Data Transformation with AWS Glue
What is AWS Glue?
What is AWS Glue? AWS Glue is a fully managed ETL (Extract, Transform, Load) service that helps automate data preparation and transformation.
What is AWS Glue Data Catalog? AWS Glue Data Catalog is a centralized metadata repository that stores information about datasets, making them easily searchable and accessible for analytics.
How is preprocessing through Lambda and Glue ETL different? Lambda is ideal for lightweight, real-time preprocessing of small files, while Glue ETL is better suited for large-scale, complex transformations on big data with built-in schema discovery and job orchestration. In this project, we will use both of them.
Set Up a Glue Data Catalog Database and Crawler
In this section, we’ll create a Glue Data Catalog database, then create a Glue Crawler to discover the schema of the preprocessed files in S3 and generate tables in the catalog.
-
Create a database: go to
Data Catalog→Databases→Add database. -
Create a crawler: choose
S3as the data source and set the path tos3://csv-processed-data/processed/. -
Configure the crawler’s
IAM role(select an existing role or create a new one) so the crawler can read fromS3and write to theGlue Data Catalog. -
Run the crawler to create/update the tables in the selected database.
Create and Configure an AWS Glue Job Using Visual ETL
Go to AWS Glue Studio and create a new Visual ETL job (blank canvas).

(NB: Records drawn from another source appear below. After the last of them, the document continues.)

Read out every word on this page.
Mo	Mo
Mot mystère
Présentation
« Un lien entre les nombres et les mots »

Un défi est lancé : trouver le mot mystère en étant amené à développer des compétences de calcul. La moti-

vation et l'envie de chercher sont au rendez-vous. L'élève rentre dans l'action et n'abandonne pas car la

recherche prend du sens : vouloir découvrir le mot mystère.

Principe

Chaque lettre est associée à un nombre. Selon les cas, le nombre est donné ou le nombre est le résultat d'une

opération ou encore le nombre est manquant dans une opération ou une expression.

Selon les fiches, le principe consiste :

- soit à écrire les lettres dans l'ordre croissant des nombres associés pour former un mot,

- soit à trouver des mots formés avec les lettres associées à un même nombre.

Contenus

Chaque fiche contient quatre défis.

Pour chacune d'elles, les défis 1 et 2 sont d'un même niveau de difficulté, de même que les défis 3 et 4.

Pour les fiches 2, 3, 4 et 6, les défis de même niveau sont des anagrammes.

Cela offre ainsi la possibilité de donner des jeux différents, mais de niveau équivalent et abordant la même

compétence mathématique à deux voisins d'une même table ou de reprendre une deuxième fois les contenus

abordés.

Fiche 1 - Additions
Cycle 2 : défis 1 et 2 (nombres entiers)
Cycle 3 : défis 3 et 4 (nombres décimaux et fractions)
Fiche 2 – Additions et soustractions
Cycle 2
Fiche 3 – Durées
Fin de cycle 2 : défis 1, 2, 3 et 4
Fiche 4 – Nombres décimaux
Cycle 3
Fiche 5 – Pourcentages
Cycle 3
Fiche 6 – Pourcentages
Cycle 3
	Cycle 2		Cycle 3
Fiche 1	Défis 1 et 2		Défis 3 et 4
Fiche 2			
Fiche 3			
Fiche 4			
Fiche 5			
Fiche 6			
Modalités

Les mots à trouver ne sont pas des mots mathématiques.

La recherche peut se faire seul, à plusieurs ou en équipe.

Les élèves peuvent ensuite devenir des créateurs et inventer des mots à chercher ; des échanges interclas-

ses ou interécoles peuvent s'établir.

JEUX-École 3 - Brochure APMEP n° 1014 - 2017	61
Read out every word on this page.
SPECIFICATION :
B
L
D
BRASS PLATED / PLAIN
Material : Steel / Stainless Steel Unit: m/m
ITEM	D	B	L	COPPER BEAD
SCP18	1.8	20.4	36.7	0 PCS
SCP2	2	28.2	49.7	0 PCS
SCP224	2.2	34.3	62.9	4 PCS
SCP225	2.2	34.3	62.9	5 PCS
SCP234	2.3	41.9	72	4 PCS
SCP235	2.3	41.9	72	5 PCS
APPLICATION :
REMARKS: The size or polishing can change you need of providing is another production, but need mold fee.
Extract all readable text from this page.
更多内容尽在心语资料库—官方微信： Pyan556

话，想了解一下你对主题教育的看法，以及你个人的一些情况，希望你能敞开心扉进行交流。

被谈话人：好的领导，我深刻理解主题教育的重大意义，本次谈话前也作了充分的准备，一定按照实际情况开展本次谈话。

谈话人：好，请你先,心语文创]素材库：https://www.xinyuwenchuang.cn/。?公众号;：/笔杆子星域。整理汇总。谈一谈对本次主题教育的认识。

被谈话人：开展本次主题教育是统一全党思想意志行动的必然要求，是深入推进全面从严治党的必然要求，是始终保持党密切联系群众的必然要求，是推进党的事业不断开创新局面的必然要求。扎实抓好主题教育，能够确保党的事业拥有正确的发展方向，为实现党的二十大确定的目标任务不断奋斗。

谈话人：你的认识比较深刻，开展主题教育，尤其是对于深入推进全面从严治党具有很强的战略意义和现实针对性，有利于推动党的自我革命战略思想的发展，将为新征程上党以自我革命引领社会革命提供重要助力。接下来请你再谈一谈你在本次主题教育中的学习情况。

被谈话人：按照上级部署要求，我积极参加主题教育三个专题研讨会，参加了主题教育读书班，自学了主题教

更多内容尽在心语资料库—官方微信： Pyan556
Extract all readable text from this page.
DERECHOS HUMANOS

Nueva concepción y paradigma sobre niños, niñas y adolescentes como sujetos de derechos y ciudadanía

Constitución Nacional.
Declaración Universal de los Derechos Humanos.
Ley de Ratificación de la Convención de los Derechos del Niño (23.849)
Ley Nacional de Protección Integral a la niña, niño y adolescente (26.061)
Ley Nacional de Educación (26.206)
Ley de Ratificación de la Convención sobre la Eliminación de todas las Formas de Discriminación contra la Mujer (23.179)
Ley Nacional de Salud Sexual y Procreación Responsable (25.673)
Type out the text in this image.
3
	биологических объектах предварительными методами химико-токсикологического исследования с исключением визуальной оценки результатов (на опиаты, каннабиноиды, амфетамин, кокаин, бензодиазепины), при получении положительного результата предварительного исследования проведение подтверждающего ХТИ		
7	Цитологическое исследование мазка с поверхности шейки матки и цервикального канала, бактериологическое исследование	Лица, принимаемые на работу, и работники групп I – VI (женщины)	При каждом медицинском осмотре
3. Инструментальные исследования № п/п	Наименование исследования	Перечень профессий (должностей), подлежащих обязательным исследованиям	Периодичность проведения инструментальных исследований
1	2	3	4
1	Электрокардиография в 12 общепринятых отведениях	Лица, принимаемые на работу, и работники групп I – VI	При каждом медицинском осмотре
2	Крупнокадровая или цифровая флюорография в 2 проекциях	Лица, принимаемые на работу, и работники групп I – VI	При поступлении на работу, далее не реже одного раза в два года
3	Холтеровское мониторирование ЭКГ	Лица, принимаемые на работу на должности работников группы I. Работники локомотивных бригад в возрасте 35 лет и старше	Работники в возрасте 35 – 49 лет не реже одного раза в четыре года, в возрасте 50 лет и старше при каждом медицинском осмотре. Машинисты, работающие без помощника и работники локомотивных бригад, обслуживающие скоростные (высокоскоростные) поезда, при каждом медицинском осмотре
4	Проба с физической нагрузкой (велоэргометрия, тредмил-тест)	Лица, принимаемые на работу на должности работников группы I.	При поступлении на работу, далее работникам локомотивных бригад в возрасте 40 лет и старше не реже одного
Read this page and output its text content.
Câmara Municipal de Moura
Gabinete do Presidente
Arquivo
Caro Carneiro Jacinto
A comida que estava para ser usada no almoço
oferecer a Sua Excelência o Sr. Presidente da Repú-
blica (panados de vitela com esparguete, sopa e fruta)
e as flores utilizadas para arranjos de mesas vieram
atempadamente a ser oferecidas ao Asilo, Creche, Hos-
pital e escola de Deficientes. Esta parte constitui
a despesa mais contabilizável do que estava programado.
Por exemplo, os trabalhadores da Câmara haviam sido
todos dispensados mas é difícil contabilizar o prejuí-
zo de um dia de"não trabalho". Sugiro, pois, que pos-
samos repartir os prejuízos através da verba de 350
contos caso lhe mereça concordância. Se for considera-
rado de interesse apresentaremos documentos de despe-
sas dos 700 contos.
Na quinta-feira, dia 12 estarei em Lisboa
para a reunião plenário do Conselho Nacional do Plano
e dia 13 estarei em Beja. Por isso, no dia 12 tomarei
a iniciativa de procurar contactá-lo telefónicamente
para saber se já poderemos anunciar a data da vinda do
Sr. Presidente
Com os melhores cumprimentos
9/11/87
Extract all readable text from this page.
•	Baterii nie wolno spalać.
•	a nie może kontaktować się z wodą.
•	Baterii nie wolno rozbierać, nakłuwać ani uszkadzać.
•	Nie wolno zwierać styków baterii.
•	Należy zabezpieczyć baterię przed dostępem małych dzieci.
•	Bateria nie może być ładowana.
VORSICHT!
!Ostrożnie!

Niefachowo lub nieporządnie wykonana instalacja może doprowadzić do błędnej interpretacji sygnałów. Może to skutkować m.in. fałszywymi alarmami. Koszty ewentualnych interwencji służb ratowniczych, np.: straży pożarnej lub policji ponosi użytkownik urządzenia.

In the visual canvas, choose Add node and select Data source. Choose AWS Glue Data Catalog as the source, then select the database csv_data_pipeline_catalog and the table csv_processed_data created by your Crawler.
Next, add a transformation node. Click the + after the source node and choose Change schema. Use it to drop the icon column (and optionally rename or cast types if needed). This transform is designed for selecting/dropping fields and remapping schema.
Now define the target. Click the + after the transformation node and choose Data target, then select Amazon S3. Set the target path to something like s3://csv-final-data/ Choose Parquet as the output format. At this point, the output is a Parquet dataset written to S3 (typically multiple objects under the prefix), not a “transformed CSV file.
Finally, configure the job properties from the Job details panel: set the job name to CSVDataTransformation and select an IAM role for the job. The job assumes this role when it runs, so the role must allow reading from the source S3 location, writing to the target S3 location, and accessing required AWS Glue
Run the ETL job, then verify the output objects in the target S3 prefix under csv-final-data.
Data Visualization with Amazon QuickSight
We’ve successfully automated ingestion and transformation of CSV data using Amazon S3, AWS Lambda, and AWS Glue. The final step is to visualize the curated dataset in Amazon QuickSight to turn the transformed data into actionable insights.
Connect QuickSight to the final dataset via Athena and the Glue Data Catalog
Because the final output is stored in Amazon S3 as Parquet, the most reliable and common approach is to connect Amazon QuickSight to Amazon Athena (not directly to S3). Athena reads the Parquet data in S3 using the schema stored in the AWS Glue Data Catalog, and exposes it as queryable tables that QuickSight can import or query.
In the QuickSight console, go to Datasets and choose New dataset. Select Athena as the data source, then choose the database and table created in the Glue Data Catalog.
Build and publish a dashboard
When you’re ready, publish the dashboard and share it with other QuickSight users or groups in your account. Publishing is separate from sharing—after publishing, you can grant access to specific users/groups (or your whole account, if appropriate).
Conclusion
This project creates an event-driven, serverless data pipeline on AWS and makes it clear why each service was chosen. Amazon S3 offers long-lasting storage and a clear layout from raw to processed to final. S3 events start AWS Lambda, which does fast, light preprocessing right when the data is ingested. AWS Glue then does scalable ETL and makes output ready for analytics in Parquet. The AWS Glue Data Catalog keeps schemas and tables easy to find and query. Lastly, Amazon Athena uses the catalog metadata to query the curated dataset in S3, and Amazon QuickSight builds dashboards on top of Athena for reporting and insights.